= Rwanda Space Agency =

Space agency of the Rwandan government

The Rwanda Space Agency (RSA) is Rwanda's agency for aerospace research and economic development. Its responsibilities include advising the government of Rwanda on space policies, to implement those policies, to promote Rwanda's aerospace industry, and to conduct aerospace research. It was established in 2021.

== History ==
In 2017, the Rwanda Utilities Regulatory Authority (RURA) and Rwanda's Ministry of Defense created a Space Working Group. This coordinated and promoted the various aerospace projects around the country culminating in the launch of Rwanda's first satellite, RWASAT-1, in 2019 through the Japan Aerospace and Exploration Agency (JAXA).

Since the RSA was established, Rwanda has rapidly grown its ambitions.

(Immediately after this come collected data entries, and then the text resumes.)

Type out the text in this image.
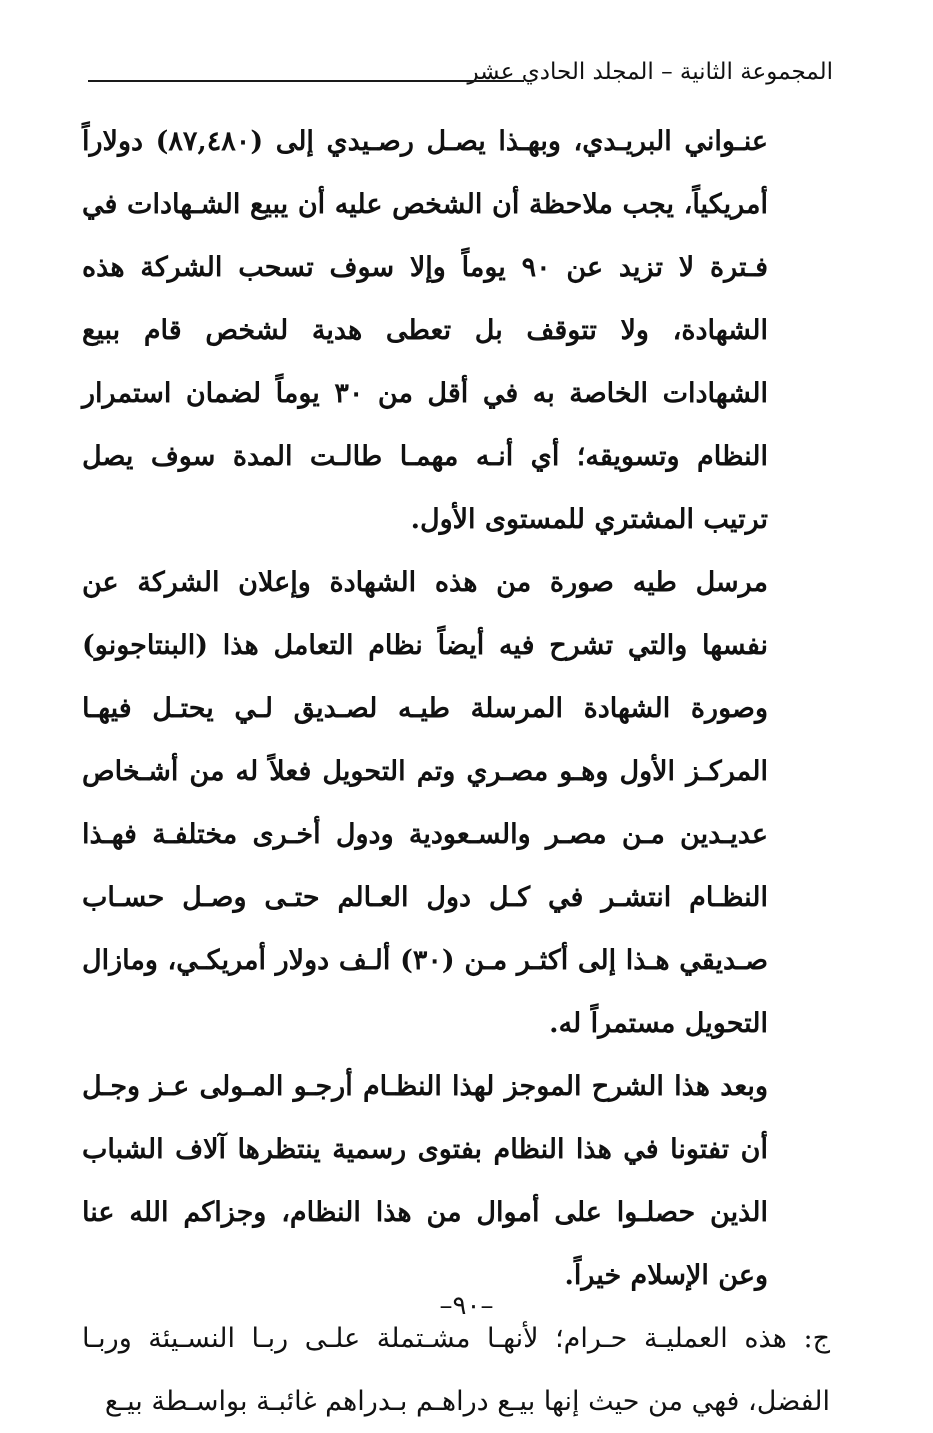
المجموعة الثانية – المجلد الحادي عشر

عنـواني البريـدي، وبهـذا يصـل رصـيدي إلى (٨٧,٤٨٠) دولاراً أمريكياً، يجب ملاحظة أن الشخص عليه أن يبيع الشـهادات في فـترة لا تزيد عن ٩٠ يوماً وإلا سوف تسحب الشركة هذه الشهادة، ولا تتوقف بل تعطى هدية لشخص قام ببيع الشهادات الخاصة به في أقل من ٣٠ يوماً لضمان استمرار النظام وتسويقه؛ أي أنـه مهمـا طالـت المدة سوف يصل ترتيب المشتري للمستوى الأول.

مرسل طيه صورة من هذه الشهادة وإعلان الشركة عن نفسها والتي تشرح فيه أيضاً نظام التعامل هذا (البنتاجونو) وصورة الشهادة المرسلة طيـه لصـديق لـي يحتـل فيهـا المركـز الأول وهـو مصـري وتم التحويل فعلاً له من أشـخاص عديـدين مـن مصـر والسـعودية ودول أخـرى مختلفـة فهـذا النظـام انتشـر في كـل دول العـالم حتـى وصـل حسـاب صـديقي هـذا إلى أكثـر مـن (٣٠) ألـف دولار أمريكـي، ومازال التحويل مستمراً له.

وبعد هذا الشرح الموجز لهذا النظـام أرجـو المـولى عـز وجـل أن تفتونا في هذا النظام بفتوى رسمية ينتظرها آلاف الشباب الذين حصلـوا على أموال من هذا النظام، وجزاكم الله عنا وعن الإسلام خيراً.

ج: هذه العمليـة حـرام؛ لأنهـا مشـتملة علـى ربـا النسـيئة وربـا الفضل، فهي من حيث إنها بيـع دراهـم بـدراهم غائبـة بواسـطة بيـع

–٩٠–
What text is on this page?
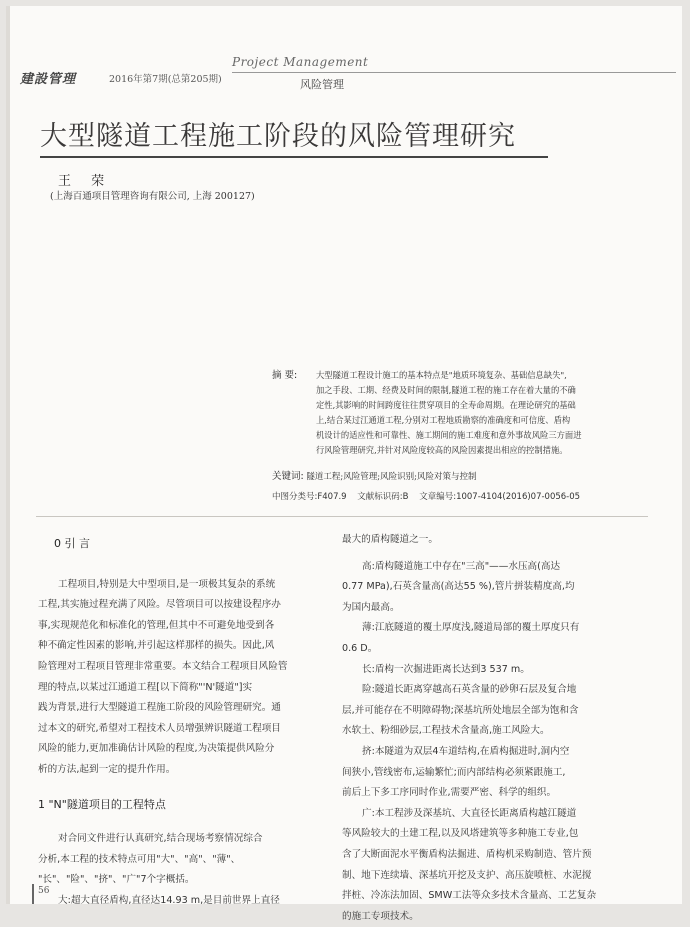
建設管理	2016年第7期(总第205期)
Project Management
风险管理
大型隧道工程施工阶段的风险管理研究
王 荣
(上海百通项目管理咨询有限公司, 上海 200127)
摘 要:	大型隧道工程设计施工的基本特点是"地质环境复杂、基础信息缺失",
加之手段、工期、经费及时间的限制,隧道工程的施工存在着大量的不确
定性,其影响的时间跨度往往贯穿项目的全寿命周期。在理论研究的基础
上,结合某过江通道工程,分别对工程地质勘察的准确度和可信度、盾构
机设计的适应性和可靠性、施工期间的施工难度和意外事故风险三方面进
行风险管理研究,并针对风险度较高的风险因素提出相应的控制措施。
关键词: 隧道工程;风险管理;风险识别;风险对策与控制
中图分类号:F407.9 文献标识码:B 文章编号:1007-4104(2016)07-0056-05
0 引 言
工程项目,特别是大中型项目,是一项极其复杂的系统
工程,其实施过程充满了风险。尽管项目可以按建设程序办
事,实现规范化和标准化的管理,但其中不可避免地受到各
种不确定性因素的影响,并引起这样那样的损失。因此,风
险管理对工程项目管理非常重要。本文结合工程项目风险管
理的特点,以某过江通道工程[以下简称"'N'隧道"]实
践为背景,进行大型隧道工程施工阶段的风险管理研究。通
过本文的研究,希望对工程技术人员增强辨识隧道工程项目
风险的能力,更加准确估计风险的程度,为决策提供风险分
析的方法,起到一定的提升作用。
1 "N"隧道项目的工程特点
对合同文件进行认真研究,结合现场考察情况综合
分析,本工程的技术特点可用"大"、"高"、"薄"、
"长"、"险"、"挤"、"广"7个字概括。
大:超大直径盾构,直径达14.93 m,是目前世界上直径
最大的盾构隧道之一。
高:盾构隧道施工中存在"三高"——水压高(高达
0.77 MPa),石英含量高(高达55 %),管片拼装精度高,均
为国内最高。
薄:江底隧道的覆土厚度浅,隧道局部的覆土厚度只有
0.6 D。
长:盾构一次掘进距离长达到3 537 m。
险:隧道长距离穿越高石英含量的砂卵石层及复合地
层,并可能存在不明障碍物;深基坑所处地层全部为饱和含
水软土、粉细砂层,工程技术含量高,施工风险大。
挤:本隧道为双层4车道结构,在盾构掘进时,洞内空
间狭小,管线密布,运输繁忙;而内部结构必须紧跟施工,
前后上下多工序同时作业,需要严密、科学的组织。
广:本工程涉及深基坑、大直径长距离盾构越江隧道
等风险较大的土建工程,以及风塔建筑等多种施工专业,包
含了大断面泥水平衡盾构法掘进、盾构机采购制造、管片预
制、地下连续墙、深基坑开挖及支护、高压旋喷桩、水泥搅
拌桩、冷冻法加固、SMW工法等众多技术含量高、工艺复杂
的施工专项技术。
56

In October of 2021, the RSA requested orbital slots for almost 330,000 satellites. In 2022, its CEO, Col. Francis Ngabo, signed the Artemis Accords on the norms for space exploration and use of astronomical objects.

== Earth Observation Program ==
Much of the RSA's activity involves earth observation. This includes greenhouse gas monitoring, disaster management, and economic and social development.

Rwanda's first satellite, RWASAT-1, monitored soil moisture levels and provided data for crop yield estimates as a part of the RSA's economic development initiative. Its second, nicknamed Icyerekezo, helped provide satellite internet service to the remote Nkombo Island on Lake Kivu.

In 2022, the RSA took charge of the Rwanda Climate Observatory. It now monitors the emissions of six greenhouse gases.